The study had a three-group experimental design. ANOVAs and multiple regression analyses were run on the results.
We assessed explicit CHBs among non-smokers, smokers, and smokers confronted with graphic warning labels (N = 107; 47 females, 23.89 years old, 78 daily smokers). Implicit associations between smoking and CHB-specific behaviours (e.g., eating healthy food) were measured using a Single-Target Implicit Association Test. After the experiment, participants were able to choose between a healthy and unhealthy food reward.
Non-smokers and smokers differed in explicit CHBs but not in implicit cognitions. Warning labels influenced implicit associations among smokers but did not affect explicit CHBs. Most interestingly, implicit associations and explicit CHBs predicted food choice and smoking among smokers not confronted with warning labels.

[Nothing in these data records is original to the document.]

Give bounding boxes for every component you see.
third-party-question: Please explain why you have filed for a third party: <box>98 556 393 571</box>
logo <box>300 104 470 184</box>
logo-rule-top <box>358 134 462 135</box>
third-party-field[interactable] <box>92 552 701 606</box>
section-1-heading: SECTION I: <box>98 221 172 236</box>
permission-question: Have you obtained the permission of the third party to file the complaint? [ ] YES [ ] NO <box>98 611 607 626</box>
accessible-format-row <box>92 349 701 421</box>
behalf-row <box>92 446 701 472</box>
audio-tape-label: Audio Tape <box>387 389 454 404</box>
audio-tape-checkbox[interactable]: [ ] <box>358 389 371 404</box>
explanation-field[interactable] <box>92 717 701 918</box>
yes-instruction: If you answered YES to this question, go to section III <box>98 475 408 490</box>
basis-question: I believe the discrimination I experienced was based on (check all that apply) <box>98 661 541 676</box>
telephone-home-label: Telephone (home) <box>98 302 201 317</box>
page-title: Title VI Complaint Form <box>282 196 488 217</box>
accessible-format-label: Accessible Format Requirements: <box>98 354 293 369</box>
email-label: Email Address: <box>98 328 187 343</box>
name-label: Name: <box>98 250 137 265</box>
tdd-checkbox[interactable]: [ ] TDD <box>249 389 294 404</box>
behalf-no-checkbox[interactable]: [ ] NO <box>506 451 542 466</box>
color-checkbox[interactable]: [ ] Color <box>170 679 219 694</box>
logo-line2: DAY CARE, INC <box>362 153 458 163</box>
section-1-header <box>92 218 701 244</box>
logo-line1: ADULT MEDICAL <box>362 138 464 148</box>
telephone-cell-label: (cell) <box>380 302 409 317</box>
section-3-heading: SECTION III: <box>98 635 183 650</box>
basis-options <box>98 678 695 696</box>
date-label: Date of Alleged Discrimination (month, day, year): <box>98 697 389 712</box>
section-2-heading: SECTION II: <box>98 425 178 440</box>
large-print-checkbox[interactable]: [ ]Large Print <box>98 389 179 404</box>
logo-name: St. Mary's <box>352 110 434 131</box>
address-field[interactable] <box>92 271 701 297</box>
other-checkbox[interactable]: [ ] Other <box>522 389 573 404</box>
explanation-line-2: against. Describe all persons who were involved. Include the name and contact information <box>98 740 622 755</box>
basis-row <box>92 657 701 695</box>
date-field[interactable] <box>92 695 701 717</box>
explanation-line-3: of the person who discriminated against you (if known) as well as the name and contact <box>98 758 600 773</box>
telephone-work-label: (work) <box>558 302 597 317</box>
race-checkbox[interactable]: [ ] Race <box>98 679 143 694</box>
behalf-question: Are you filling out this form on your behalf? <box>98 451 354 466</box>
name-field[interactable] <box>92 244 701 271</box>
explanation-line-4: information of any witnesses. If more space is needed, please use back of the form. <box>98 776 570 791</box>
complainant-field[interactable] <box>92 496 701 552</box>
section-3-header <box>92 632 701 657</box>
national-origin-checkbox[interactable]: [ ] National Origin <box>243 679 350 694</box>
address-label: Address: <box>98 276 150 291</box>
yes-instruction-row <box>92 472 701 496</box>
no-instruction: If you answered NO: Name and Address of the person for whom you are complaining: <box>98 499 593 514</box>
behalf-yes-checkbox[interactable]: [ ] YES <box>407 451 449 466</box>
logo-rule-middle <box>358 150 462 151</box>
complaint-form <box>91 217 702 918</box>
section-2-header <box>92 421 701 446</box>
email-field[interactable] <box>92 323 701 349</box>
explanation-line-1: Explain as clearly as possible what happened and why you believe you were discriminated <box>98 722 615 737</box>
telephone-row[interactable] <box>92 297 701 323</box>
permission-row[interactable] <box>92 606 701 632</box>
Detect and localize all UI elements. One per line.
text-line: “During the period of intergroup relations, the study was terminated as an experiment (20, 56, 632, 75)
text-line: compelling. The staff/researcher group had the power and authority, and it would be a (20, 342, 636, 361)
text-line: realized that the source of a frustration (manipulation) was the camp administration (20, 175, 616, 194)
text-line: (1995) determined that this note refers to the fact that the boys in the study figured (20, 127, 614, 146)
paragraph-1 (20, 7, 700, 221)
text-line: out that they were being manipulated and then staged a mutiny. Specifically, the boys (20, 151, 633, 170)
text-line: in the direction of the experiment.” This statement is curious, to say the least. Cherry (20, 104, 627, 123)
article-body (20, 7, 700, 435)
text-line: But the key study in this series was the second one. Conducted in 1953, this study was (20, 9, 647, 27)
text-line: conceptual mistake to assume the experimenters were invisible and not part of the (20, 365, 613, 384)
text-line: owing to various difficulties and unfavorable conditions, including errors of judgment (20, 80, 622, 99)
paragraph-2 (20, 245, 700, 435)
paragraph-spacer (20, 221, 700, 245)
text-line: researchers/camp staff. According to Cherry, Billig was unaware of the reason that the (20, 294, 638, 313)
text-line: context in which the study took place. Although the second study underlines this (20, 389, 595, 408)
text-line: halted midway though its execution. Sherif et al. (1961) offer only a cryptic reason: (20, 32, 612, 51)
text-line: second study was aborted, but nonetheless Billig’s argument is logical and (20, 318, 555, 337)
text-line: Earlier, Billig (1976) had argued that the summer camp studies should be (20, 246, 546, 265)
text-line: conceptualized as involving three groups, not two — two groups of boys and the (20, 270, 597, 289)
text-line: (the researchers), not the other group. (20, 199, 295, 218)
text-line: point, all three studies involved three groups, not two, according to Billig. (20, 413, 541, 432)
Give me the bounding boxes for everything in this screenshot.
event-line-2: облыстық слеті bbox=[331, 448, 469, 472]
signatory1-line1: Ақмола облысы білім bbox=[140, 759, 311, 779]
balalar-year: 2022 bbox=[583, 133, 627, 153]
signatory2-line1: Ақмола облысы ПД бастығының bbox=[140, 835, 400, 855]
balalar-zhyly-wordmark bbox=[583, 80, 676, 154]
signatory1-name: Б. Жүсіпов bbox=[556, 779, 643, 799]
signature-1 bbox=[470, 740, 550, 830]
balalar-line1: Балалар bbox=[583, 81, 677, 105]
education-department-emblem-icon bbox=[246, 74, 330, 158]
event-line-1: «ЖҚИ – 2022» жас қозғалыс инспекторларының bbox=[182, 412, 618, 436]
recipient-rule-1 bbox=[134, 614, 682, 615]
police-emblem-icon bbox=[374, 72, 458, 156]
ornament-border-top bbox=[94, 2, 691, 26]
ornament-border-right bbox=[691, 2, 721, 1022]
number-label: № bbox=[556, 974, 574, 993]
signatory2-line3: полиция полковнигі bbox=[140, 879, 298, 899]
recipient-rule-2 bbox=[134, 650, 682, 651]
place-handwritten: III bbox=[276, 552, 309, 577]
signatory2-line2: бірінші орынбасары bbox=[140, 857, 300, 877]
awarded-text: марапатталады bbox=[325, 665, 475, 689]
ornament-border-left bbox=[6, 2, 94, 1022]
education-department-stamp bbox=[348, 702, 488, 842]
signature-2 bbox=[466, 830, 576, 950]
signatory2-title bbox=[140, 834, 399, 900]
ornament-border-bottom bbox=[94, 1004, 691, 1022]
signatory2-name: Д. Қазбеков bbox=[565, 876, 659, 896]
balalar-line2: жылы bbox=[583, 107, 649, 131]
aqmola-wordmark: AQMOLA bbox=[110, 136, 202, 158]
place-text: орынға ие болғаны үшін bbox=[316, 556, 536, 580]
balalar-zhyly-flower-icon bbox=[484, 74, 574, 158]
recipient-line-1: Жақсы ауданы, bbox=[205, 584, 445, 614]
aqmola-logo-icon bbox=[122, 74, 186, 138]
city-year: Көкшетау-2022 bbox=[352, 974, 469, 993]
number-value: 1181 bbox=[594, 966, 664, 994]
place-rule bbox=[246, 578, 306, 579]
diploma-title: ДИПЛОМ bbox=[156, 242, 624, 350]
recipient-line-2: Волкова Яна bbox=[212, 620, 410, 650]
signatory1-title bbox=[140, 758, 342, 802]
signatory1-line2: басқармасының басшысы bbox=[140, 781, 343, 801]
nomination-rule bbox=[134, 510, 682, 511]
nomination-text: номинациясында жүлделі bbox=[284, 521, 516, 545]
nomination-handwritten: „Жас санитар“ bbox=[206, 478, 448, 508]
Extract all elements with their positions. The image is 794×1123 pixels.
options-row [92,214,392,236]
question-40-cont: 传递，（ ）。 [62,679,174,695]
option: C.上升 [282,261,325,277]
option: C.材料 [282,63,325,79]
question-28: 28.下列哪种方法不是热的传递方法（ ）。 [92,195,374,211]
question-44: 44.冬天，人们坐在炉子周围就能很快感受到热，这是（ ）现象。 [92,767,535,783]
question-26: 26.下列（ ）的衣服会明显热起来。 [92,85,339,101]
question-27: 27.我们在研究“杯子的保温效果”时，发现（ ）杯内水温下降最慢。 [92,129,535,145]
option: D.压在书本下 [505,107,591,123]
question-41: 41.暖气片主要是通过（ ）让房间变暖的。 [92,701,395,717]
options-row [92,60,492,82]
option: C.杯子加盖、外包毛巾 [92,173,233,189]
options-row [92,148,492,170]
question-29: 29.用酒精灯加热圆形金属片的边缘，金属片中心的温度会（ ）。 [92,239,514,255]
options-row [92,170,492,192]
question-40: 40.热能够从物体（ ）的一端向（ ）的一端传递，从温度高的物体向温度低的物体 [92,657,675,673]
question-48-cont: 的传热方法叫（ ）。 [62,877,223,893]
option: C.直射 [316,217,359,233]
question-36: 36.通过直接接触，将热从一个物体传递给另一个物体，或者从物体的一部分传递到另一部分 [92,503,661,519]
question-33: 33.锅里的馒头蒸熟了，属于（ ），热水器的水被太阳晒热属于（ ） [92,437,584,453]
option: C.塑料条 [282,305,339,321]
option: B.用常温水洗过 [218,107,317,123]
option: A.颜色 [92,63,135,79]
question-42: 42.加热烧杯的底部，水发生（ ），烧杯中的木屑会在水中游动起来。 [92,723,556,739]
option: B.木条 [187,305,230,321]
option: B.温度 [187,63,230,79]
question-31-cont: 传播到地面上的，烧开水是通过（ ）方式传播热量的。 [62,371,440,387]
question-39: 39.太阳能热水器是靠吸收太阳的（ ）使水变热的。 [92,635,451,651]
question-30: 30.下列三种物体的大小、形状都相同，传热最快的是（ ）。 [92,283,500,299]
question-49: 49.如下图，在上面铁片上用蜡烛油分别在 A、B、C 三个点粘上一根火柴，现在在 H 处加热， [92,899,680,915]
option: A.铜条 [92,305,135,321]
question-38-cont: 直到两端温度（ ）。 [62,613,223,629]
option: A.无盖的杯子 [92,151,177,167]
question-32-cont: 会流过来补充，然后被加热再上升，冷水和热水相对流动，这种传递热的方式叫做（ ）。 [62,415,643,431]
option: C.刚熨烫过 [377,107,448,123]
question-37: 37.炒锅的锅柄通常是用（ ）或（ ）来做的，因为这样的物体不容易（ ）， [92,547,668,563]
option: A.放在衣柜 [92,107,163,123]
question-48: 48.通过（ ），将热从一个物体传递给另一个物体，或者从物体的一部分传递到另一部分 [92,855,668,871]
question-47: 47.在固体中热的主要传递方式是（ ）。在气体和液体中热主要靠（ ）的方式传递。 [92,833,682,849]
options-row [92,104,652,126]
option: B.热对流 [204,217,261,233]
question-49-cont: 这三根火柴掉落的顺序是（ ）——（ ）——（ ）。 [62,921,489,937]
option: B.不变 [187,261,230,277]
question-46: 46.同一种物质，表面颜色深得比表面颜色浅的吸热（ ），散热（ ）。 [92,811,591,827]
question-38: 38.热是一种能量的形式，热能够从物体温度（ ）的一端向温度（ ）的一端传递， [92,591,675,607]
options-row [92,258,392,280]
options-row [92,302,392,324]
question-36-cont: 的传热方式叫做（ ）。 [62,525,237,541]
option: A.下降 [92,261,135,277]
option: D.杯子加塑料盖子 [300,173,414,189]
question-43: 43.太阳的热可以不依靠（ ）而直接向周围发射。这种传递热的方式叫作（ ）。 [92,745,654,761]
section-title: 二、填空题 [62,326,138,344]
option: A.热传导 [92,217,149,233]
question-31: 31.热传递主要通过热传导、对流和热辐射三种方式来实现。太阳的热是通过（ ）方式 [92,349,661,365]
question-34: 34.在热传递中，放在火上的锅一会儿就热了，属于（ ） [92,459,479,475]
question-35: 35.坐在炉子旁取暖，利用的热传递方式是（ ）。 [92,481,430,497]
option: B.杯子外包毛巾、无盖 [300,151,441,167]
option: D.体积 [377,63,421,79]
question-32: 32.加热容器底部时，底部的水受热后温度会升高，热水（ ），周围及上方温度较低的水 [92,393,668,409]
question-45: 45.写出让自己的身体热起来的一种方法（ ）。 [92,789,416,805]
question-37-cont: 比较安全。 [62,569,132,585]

Graphic warning labels could be used in interventions to inhibit automatic associations between smoking and healthy behaviours. Unlearning implicit cognitions might in turn affect explicit CHBs, thus decreasing their role in reducing the negative feelings caused by smoking.
Statement of contribution
What is already known on this subject? Smokers develop compensatory health beliefs as means to reduce cognitive dissonance. CHBs predict behavioural intentions but not actual behaviours. CHBs so far are assessed via questionnaires. The influence of warning labels has not been investigated so far.
What does this study add? Warning labels only affected implicit cognitions. Implicit as well as explicit CHBs predicted smoking behaviour as well as actual healthy nutrition behaviour among the smokers control group.